Attendu que le gouvernement du Québec a créé en novembre 2017 le Secrétariat aux relations avec les Québécois d'expression anglaise, lequel a pour principal mandat d'assurer la prise en compte des préoccupations des Québécoises et Québécois d'expression anglaise dans les orientations et les décisions gouvernementales ainsi qu'en matière d'accès aux programmes gouvernementaux et de leur application;

Attendu que le Canada collabore avec les peuples autochtones à l'élaboration d'un cadre distinct d'apprentissage et de garde des jeunes enfants autochtones;

Attendu que le programme québécois de service de garde est disponible dans les réserves autochtones.

1. Définition

L'expression suivante, utilisée dans l'accord, aura la portée définie ci-après :

« l'accord » signifie l'accord de mise en œuvre de l'entente asymétrique du 10 mars 2017 – Volet concernant l'apprentissage et la garde des jeunes enfants.

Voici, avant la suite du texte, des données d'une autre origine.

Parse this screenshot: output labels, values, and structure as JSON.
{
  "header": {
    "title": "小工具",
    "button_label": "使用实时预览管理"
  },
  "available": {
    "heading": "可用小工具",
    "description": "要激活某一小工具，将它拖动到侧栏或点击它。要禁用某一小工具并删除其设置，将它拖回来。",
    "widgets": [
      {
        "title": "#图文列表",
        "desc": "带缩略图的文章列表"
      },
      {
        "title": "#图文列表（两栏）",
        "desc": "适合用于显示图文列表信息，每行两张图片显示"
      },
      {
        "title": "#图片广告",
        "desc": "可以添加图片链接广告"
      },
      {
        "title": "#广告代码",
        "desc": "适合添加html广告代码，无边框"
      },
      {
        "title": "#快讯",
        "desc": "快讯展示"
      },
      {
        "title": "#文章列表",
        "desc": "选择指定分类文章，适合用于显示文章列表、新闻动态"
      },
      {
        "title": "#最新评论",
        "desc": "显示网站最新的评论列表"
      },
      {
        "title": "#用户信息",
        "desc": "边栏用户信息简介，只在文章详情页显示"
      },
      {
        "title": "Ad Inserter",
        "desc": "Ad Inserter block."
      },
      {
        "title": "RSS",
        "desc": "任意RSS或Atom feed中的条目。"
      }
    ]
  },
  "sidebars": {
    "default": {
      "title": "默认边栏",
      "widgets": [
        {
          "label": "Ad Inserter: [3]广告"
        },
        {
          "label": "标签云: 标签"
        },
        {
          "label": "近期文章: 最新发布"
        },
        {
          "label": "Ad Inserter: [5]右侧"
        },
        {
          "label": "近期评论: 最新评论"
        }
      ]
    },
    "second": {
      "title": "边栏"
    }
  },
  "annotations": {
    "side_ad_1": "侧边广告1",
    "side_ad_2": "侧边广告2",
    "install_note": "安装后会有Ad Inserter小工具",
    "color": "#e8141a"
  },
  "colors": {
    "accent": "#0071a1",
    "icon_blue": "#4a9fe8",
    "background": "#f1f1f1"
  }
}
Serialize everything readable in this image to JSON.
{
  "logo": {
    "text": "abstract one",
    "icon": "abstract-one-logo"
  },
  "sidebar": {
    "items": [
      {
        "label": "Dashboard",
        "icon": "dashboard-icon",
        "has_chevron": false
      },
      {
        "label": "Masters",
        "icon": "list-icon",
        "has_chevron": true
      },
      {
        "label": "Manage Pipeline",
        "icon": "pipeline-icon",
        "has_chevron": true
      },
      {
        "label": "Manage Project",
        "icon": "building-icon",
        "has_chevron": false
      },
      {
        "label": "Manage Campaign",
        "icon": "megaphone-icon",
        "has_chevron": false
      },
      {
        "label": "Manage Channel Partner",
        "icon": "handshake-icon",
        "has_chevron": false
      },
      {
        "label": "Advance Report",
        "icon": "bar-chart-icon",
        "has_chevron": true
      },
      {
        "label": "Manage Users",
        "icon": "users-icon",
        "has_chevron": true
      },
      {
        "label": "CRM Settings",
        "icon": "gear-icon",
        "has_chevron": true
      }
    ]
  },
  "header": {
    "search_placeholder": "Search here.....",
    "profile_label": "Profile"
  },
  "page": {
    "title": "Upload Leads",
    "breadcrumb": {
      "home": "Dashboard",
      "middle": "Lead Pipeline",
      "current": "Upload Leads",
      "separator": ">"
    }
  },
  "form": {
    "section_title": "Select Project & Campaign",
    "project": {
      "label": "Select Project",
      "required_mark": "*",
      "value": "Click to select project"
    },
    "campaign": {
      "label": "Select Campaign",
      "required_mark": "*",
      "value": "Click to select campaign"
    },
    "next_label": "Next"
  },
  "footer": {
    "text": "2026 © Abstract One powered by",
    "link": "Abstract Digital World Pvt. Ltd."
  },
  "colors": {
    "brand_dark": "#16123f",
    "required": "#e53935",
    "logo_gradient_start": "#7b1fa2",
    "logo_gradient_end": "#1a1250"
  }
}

« exercice » signifie la période commençant le 1er avril d'une année civile et se terminant le 31 mars de l'année civile qui suit immédiatement.

2. Durée de l'accord

L'accord entre en vigueur au moment de la dernière signature et prendra fin le 31 mars 2020.

Les parties conviennent que, pour la période postérieure à celle couverte par le présent accord, l'accord sera renouvelé selon des conditions similaires et avec la même formule de financement jusqu'en 2027 à 2028 si le financement provincial et les services offerts à la petite enfance sont minimalement maintenus au niveau de 2017 à 2018. Le financement proposé pour la période postérieure à cet accord et jusqu'en 2027 à 2028 est présenté à l'annexe 2.

3. Contribution

Le Canada a déterminé les montants maximaux suivants qui seront transférés en entier aux territoires et provinces dans le cadre de cette initiative, selon un taux de base fixe de deux millions de dollars par année pour chaque territoire et province, et en allouant le montant restant en fonction du nombre d'habitants, et ce, pour la période débutant le 1er avril 2017 et prenant fin le 31 mars 2020 :

  • 399 669 692 $ pour l'exercice financier débutant le 1er avril 2017
  • 399 347 695 $ pour l'exercice financier débutant le 1er avril 2018
  • 399 347 695 $ pour l'exercice financier débutant le 1er avril 2019

Le montant annuel final qui sera versé au Québec sera calculé en multipliant le montant total de fonds fédéraux versés pour l'exercice en question listés ci-dessus (moins le taux de base fixe de deux millions de dollars pour chaque territoire et province) par le quotient que l'on obtiendra en divisant la population du Québec durant cet exercice par la population totale de tous les territoires et provinces durant cet exercice, auquel on ajoutera le taux de base fixe de deux millions de dollars. Pour ce calcul, la population sera déterminée en fonction des estimations officielles que Statistique Canada produira le 1er juillet de l'exercice en question, lesquelles sont publiées en septembre de ce même exercice. Le montant annuel final sera déterminé par le Canada et communiqué au Québec le 15 octobre de chaque exercice ou vers cette date.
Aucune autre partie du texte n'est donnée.